Gloversville Mayor Dayton King and Finance Commissioner Bruce VanGenderen recently sounded the alarm that Gloversville's financial future is in danger, with an $800,000 deficit projected for 2015.
A look at the numbers shows health insurance costs for the city's employees continue to rise at a rate greater than the rate of inflation and grant money used to pay for additional police officers is running out by the end of the year.
The city has some positives. Sales tax revenues continue to increase at about $600,000 per year, thanks largely to the Walmart Supercenter, and the city has a sizable fund balance of $4.5 million, which it could use to fill the $800,000 deficit for 2015. However, the city is at 93 percent of its constitutional property tax limit, which means it can only raise an additional $505,000 in property tax revenue. It's also possible, and perhaps probable, that sales tax revenue may level off, leaving the city with few options for raising more money.

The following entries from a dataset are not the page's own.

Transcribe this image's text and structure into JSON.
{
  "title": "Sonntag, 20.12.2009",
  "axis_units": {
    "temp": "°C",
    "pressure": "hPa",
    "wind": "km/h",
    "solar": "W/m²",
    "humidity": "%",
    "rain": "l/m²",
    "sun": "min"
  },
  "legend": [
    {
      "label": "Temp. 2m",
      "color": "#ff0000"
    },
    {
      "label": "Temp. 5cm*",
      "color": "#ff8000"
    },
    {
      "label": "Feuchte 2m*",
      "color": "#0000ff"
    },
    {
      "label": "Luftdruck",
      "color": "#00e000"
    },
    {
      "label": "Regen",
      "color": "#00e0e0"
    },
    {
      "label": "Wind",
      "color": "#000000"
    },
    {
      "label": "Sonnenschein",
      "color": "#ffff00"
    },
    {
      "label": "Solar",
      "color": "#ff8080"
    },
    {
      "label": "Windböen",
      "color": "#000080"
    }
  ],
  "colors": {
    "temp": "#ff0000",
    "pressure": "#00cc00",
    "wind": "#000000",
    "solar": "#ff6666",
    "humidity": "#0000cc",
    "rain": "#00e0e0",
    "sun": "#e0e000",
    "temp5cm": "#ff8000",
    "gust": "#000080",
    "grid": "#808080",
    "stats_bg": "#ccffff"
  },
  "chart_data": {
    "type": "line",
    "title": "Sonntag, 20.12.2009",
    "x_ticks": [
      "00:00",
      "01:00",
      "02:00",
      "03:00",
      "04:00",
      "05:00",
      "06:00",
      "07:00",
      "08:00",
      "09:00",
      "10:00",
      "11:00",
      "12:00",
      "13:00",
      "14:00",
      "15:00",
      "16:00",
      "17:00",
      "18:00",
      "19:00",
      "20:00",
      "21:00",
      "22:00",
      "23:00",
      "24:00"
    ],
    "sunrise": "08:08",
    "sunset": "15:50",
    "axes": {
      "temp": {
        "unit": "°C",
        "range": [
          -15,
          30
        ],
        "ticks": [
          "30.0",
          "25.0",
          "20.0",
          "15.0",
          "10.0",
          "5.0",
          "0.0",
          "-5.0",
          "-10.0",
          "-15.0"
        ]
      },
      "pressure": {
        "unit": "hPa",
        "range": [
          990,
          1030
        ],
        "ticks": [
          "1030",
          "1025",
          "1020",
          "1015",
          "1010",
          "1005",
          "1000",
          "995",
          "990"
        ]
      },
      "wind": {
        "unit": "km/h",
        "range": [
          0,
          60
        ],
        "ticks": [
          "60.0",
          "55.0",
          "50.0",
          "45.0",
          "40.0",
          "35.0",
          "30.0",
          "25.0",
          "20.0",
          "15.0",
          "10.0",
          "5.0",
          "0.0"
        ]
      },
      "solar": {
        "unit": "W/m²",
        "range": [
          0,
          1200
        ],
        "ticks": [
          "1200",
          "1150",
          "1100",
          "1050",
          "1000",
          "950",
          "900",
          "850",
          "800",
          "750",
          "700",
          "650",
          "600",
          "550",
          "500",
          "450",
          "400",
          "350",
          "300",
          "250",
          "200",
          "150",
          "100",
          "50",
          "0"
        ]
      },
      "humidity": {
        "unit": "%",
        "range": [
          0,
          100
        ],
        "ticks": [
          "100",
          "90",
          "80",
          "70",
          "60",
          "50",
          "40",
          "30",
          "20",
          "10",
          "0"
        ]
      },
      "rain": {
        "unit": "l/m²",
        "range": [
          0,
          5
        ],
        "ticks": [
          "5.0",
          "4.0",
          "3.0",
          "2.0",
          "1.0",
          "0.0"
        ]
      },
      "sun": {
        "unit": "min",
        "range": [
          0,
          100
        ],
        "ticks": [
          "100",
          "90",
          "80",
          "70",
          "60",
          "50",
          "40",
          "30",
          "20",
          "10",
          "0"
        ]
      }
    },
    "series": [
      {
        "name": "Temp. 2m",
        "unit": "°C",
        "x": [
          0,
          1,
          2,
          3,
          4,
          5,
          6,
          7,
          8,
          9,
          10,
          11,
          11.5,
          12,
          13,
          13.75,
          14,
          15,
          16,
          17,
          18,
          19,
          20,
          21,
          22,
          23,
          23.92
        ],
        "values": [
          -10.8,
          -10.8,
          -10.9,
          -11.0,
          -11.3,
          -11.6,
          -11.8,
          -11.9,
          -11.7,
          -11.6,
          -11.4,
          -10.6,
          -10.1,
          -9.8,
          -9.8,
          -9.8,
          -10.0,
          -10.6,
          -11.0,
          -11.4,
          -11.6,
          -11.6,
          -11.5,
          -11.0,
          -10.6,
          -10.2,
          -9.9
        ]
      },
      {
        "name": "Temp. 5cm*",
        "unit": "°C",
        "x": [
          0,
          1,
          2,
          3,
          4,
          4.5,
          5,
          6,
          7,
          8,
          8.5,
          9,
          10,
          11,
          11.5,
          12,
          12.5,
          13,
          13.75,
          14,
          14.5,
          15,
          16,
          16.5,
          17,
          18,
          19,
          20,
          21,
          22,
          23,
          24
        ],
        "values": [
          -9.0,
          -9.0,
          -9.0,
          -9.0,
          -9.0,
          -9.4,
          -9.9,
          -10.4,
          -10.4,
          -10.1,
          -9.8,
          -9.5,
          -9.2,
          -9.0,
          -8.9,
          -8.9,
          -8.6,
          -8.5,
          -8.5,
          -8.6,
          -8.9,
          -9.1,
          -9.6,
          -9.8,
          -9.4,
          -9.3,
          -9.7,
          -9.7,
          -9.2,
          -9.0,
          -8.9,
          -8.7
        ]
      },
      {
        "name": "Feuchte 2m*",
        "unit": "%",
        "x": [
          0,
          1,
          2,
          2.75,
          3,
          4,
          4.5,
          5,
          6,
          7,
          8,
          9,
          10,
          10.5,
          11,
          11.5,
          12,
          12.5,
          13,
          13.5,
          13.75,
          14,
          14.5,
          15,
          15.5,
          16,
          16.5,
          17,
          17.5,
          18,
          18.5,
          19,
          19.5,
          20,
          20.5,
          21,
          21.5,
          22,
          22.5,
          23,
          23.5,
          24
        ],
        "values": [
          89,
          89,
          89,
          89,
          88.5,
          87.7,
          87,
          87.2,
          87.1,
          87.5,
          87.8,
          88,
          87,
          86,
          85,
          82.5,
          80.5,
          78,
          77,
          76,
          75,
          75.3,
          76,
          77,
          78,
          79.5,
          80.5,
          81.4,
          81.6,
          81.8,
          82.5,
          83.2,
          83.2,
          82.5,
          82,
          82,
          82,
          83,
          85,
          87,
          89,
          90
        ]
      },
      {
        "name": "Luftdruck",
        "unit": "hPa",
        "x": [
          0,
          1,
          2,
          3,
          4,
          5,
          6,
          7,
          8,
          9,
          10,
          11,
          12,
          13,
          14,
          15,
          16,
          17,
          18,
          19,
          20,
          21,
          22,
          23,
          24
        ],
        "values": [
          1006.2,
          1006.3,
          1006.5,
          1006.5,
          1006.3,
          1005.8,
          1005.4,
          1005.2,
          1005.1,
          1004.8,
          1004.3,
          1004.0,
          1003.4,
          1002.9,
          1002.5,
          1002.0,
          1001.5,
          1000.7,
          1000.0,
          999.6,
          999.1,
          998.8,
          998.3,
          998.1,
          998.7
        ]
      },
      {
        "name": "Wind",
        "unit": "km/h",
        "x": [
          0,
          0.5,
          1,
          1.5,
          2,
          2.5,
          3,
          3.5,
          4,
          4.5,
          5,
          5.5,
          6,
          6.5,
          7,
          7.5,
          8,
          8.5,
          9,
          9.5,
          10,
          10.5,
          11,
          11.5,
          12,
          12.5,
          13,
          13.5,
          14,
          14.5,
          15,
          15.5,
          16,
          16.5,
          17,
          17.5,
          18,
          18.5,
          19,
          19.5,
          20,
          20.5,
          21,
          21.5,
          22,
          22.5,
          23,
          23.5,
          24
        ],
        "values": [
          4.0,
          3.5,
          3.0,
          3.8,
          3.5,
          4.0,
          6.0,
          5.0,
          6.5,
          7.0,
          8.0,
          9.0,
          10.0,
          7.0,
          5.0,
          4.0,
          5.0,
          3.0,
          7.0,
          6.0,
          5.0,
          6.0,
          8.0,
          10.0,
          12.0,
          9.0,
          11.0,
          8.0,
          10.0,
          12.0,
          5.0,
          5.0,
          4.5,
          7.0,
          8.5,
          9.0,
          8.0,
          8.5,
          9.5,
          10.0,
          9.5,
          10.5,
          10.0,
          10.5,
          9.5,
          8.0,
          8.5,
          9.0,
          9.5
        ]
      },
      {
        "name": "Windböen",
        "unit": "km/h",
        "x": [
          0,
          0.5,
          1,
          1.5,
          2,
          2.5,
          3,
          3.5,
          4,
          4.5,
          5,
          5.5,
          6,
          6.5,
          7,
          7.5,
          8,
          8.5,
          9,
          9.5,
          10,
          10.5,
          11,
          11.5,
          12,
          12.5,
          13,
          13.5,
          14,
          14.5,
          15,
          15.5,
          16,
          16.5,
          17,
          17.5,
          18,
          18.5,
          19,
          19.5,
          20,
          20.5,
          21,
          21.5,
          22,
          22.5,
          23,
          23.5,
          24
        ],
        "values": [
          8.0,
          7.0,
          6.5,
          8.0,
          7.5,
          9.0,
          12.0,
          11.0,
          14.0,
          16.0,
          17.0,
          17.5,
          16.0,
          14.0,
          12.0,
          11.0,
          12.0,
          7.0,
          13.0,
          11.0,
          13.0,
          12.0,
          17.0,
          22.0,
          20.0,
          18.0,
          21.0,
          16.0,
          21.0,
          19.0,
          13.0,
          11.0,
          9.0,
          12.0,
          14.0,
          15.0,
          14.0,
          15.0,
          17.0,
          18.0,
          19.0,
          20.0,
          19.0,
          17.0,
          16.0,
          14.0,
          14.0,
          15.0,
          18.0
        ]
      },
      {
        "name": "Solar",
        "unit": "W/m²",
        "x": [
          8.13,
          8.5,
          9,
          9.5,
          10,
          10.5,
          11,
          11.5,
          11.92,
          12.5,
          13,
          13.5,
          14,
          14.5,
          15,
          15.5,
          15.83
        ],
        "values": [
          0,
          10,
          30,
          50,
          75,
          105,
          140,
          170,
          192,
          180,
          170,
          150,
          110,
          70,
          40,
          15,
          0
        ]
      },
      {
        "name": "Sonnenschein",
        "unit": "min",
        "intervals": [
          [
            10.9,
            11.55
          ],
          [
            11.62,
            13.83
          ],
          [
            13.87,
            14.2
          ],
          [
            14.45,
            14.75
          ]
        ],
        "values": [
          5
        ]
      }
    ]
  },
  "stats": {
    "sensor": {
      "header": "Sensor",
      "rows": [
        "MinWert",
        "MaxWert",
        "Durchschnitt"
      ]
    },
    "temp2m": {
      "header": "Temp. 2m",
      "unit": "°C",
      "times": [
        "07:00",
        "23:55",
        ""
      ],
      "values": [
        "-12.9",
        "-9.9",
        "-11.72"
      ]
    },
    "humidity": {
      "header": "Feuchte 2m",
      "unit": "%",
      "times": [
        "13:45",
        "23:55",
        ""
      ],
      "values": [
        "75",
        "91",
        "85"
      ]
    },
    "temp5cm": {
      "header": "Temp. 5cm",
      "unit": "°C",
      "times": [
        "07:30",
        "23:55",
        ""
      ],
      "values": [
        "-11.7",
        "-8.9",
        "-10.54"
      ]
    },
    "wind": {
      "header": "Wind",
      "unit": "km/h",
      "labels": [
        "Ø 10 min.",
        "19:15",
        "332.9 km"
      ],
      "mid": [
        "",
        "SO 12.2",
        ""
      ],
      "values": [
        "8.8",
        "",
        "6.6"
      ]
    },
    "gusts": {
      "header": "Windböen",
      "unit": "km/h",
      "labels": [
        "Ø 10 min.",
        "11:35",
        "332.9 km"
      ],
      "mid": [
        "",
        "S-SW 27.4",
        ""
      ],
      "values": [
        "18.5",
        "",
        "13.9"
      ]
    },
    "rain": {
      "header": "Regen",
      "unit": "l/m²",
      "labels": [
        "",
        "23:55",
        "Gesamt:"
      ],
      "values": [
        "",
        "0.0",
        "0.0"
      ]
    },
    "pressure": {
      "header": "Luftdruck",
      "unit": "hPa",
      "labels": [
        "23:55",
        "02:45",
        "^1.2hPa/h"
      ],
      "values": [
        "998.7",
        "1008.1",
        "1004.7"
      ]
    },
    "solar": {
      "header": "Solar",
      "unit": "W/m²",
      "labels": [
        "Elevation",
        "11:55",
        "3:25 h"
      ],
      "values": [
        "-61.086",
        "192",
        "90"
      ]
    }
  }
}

In light of these conditions, Gloversville should proceed with extreme caution regarding any spending increases. No new spending initiatives, particularly the creation of new employee positions, should be passed without a plan to pay for them that does not include raising taxes. Indeed, the city should consider eliminating positions wherever possible through attrition, if those positions are unnecessary. The city should continue to seek concessions from its public employee unions to lower health insurance costs and keep employee raises at a reasonable level.
Property taxes in Gloversville are much too high and income levels are much too low to justify increasing the tax burden. Any plan that raises city taxes would be unacceptable.